The older, maler actor of the two, Ferry, plays the Professor, dressed in a mortar-board hat, graduate robes and round glasses like a cartoon owl. The Pupil, played by an alarmingly youthful Monteith, who seems to be aging Benjamin Button style, is prim and proper in an old-fashioned school uniform.

At first, the Professor – despite a discomfiting stutter and palpable sexual awkwardness – genuinely attempts to help his pupil understand the rudiments of subtraction.

Gradually, however, his lesson plan makes less and less sense. The Professor goes from lecturing to hectoring and tries to cram his theories about languages such as Spanish, Neo-Spanish and Oriental down the Pupil's throat.

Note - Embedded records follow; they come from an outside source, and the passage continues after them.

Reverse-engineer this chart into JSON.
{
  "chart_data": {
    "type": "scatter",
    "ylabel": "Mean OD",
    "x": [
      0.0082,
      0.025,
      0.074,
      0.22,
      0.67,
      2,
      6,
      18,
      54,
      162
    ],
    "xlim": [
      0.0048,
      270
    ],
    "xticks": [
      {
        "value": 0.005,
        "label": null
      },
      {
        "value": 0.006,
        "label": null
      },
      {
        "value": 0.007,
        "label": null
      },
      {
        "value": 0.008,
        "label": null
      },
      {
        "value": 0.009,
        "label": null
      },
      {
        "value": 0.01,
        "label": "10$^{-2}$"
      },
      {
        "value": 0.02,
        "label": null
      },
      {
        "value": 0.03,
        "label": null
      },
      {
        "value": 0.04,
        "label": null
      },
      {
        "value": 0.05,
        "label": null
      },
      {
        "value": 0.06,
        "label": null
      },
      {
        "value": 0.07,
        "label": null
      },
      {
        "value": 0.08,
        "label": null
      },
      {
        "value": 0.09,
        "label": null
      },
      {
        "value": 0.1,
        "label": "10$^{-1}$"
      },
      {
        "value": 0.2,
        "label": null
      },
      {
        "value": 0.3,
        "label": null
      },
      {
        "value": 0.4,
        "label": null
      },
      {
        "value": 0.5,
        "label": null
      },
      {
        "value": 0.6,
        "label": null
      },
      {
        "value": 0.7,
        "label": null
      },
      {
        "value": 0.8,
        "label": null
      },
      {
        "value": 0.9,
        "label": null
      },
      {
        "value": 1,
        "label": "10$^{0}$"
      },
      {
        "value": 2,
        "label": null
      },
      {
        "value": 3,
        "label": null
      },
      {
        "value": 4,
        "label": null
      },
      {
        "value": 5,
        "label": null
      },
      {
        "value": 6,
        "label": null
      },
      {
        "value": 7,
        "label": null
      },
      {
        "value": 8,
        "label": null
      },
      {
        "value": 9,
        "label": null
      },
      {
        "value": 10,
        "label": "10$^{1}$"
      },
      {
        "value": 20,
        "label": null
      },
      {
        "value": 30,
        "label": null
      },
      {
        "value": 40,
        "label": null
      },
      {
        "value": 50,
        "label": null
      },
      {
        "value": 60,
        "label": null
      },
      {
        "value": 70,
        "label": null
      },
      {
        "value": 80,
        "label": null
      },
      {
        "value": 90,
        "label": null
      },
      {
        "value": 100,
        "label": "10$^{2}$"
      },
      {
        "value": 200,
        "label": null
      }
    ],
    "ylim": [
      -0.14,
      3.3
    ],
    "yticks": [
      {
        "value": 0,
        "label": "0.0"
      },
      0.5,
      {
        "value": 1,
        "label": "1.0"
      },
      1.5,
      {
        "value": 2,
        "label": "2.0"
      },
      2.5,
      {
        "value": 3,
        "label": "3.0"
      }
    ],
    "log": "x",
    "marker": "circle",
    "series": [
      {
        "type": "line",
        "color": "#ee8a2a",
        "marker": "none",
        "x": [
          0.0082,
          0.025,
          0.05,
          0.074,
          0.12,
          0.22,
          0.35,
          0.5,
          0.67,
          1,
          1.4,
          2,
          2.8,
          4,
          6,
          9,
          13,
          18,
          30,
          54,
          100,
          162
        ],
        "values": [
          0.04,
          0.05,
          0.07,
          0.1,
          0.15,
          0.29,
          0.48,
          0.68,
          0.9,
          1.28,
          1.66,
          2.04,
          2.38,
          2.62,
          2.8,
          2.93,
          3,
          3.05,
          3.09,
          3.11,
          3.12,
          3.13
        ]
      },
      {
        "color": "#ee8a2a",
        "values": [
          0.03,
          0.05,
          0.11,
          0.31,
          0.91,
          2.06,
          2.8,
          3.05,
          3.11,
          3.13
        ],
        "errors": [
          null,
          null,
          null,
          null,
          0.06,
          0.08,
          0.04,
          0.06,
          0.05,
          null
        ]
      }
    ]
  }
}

No wonder she develops a toothache, which soon spreads.

Written in 1951, The Lesson functions as a kind of dramatic companion to George Orwell's famous essay on politics and language; it's an attack on a degraded form of discourse that the Romanian-French writer Ionesco would later deride as "nothing but clichés, empty formulas, and slogans." Nothing relevant to our public discourse today, of course.

Like Orwell, Ionesco – whose father was a Nazi, then a Stalinist stooge – was opposed to totalitarianism, left or right. (His skepticism of socialist rhetoric was the subtext of his 1958 battle with the Brecht-loving British critic Kenneth Tynan.) Those concerns are clearest when the Professor's maid – played here by a deliciously dry, cross-dressing Costa Tovarnisky – arrives on the scene late in the play to clean up her employer's mess. She hands the gibbering teacher an armband: "If you're afraid, wear this, then you won't have anything to be afraid of."

Parsa – who recalls reading this early Ionesco play when he was at Tehran University prior to the Islamic Revolution in Iran – emphasizes The Lesson's anti-totalitarian themes through Thomas Ryder Payne's sound design: scraping sounds, gunfire and the creak of a heavy metallic door suggesting a torture chamber. Likewise, the Professor's delicate, politically correct tip-toeing around his student's mistakes eventually turns into goose-stepping.

With this fulsome foreshadowing, Parsa sometimes gets ahead of the play. It's the same thing for Ferry's Professor who, with sweaty strands of hair squiggling out of his cap, is clearly a creep from the get-go.

Ferry's performance is impressive from a technical standpoint, with his hiccups and flashes of frightening fervour, but his effort was still very much on display at The Lesson's final preview. The Professor's tics and poses had yet to cohere into a convincing character.

On the other hand, Monteith seems less to be performing than to be possessed. Her Pupil is the very picture of a sweet schoolgirl until the Professor slices through her strings and she transforms into a suffering, shattered marionette. I can't describe her chilling looks: She's supernatural or something.